第8回 星野立子賞 Tatsuko Hoshino Award
第5回 星野立子賞
この度は星野立子賞という栄えある賞を賜りましたこと、心より感謝申し上げます。高浜虚子は
俳句は日常の相聞であると提唱しました。この日常の相聞の精神を継承し、実践したのが立子俳句であると私は思っております。相聞とは安否を問う事と広辞苑にはあります。私自身が日常の相聞を強く意識したのは、極めて非日常的な東日本大震災、原発事故でした。
震災から6年が過ぎました。表面的には震災前の日常を取り戻したかに見えます。しかし、先日も強い余震がありました。
夜の森は家族の句も多く、また原子力発電所に深いかかわりもあったことから出版をためらう気持ちが強くありましたが、こうして受賞することができ、今は本当によかったと思っております。困難な時も私を支えて下さった山下千寿子代表はじめ、リンに集う仲間たちと共に研鑽を重ね、日常の相聞を俳句として詠んでいきたいと思います。本日は誠にありがとうございました。
今回は素晴らしい賞をいただき、感謝いたします。今回は新人賞なのですが、実は10年程まえに句集を出版させていただいております。そのあとがきに「世界は自分の外にある」ということ書きました。
今は、世界は外にあるけれども、自分の内にもあるということを感じるようになりました。実は外も内もないのではないか。そこを分ける壁みたいなものはないんだなと今回50句を纏める中で感じました。俳句を詠む時に、その内と外の壁がないか、すごく薄い方が星野立子さんなんだろうと改めて感じます。そのような星野立子さんの名前のついた賞をいただけたことを嬉しく思います。

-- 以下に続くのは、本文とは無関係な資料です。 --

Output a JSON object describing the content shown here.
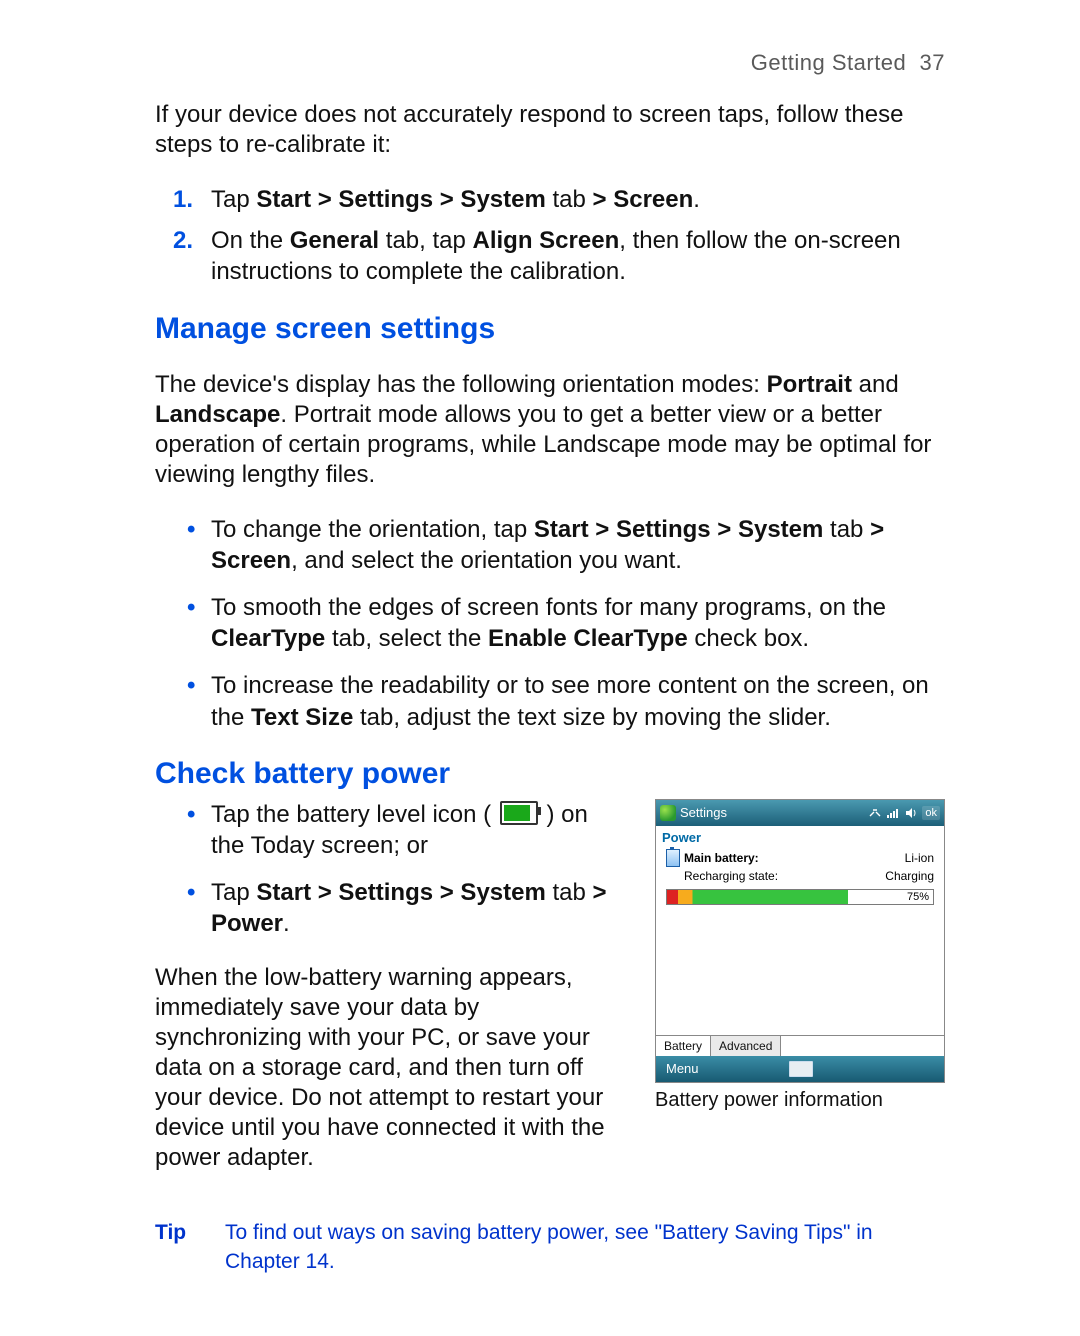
{
  "header": {
    "section": "Getting Started",
    "page": "37"
  },
  "intro": "If your device does not accurately respond to screen taps, follow these steps to re-calibrate it:",
  "steps": [
    {
      "num": "1.",
      "pre": "Tap ",
      "bold": "Start > Settings > System",
      "mid": " tab ",
      "bold2": "> Screen",
      "post": "."
    },
    {
      "num": "2.",
      "pre": "On the ",
      "bold": "General",
      "mid": " tab, tap ",
      "bold2": "Align Screen",
      "post": ", then follow the on-screen instructions to complete the calibration."
    }
  ],
  "manage": {
    "title": "Manage screen settings",
    "para_pre": "The device's display has the following orientation modes: ",
    "para_b1": "Portrait",
    "para_mid": " and ",
    "para_b2": "Landscape",
    "para_post": ". Portrait mode allows you to get a better view or a better operation of certain programs, while Landscape mode may be optimal for viewing lengthy files.",
    "bullets": [
      {
        "pre": "To change the orientation, tap ",
        "b1": "Start > Settings > System",
        "mid1": " tab ",
        "b2": "> Screen",
        "mid2": ", and select the orientation you want.",
        "b3": "",
        "mid3": "",
        "b4": "",
        "post": ""
      },
      {
        "pre": "To smooth the edges of screen fonts for many programs, on the ",
        "b1": "ClearType",
        "mid1": " tab, select the ",
        "b2": "Enable ClearType",
        "mid2": " check box.",
        "b3": "",
        "mid3": "",
        "b4": "",
        "post": ""
      },
      {
        "pre": "To increase the readability or to see more content on the screen, on the ",
        "b1": "Text Size",
        "mid1": " tab, adjust the text size by moving the slider.",
        "b2": "",
        "mid2": "",
        "b3": "",
        "mid3": "",
        "b4": "",
        "post": ""
      }
    ]
  },
  "battery": {
    "title": "Check battery power",
    "bullets": [
      {
        "pre": "Tap the battery level icon (",
        "post": ") on the Today screen; or"
      },
      {
        "pre": "Tap ",
        "b1": "Start > Settings > System",
        "mid": " tab ",
        "b2": "> Power",
        "post": "."
      }
    ],
    "para": "When the low-battery warning appears, immediately save your data by synchronizing with your PC, or save your data on a storage card, and then turn off your device. Do not attempt to restart your device until you have connected it with the power adapter."
  },
  "screenshot": {
    "title": "Settings",
    "ok": "ok",
    "heading": "Power",
    "main_label": "Main battery:",
    "main_type": "Li-ion",
    "recharge_label": "Recharging state:",
    "recharge_value": "Charging",
    "percent": "75%",
    "progress_width": "68%",
    "tabs": {
      "battery": "Battery",
      "advanced": "Advanced"
    },
    "menu": "Menu",
    "caption": "Battery power information"
  },
  "tip": {
    "label": "Tip",
    "text": "To find out ways on saving battery power, see \"Battery Saving Tips\" in Chapter 14."
  }
}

この度は身に余る賞をいただきまして誠にありがとうございました。小学校の教諭をしておりますが、学校の方でも管理職から俳句倶楽部をつくっていただき、僭越ながら子どもたちに俳句、短歌の指導を行っております。子どもたちはとても素直で、感性の鋭い句を次々に作って私の所に持ってきてくれるので、常に子どもたちの鋭い感覚にふれて私自身の感性も磨かれたと思っております。そのことが今回の受賞に結びついたのではないかと感じております。これからも子どもたちと俳句をつくっていきたいと思っています。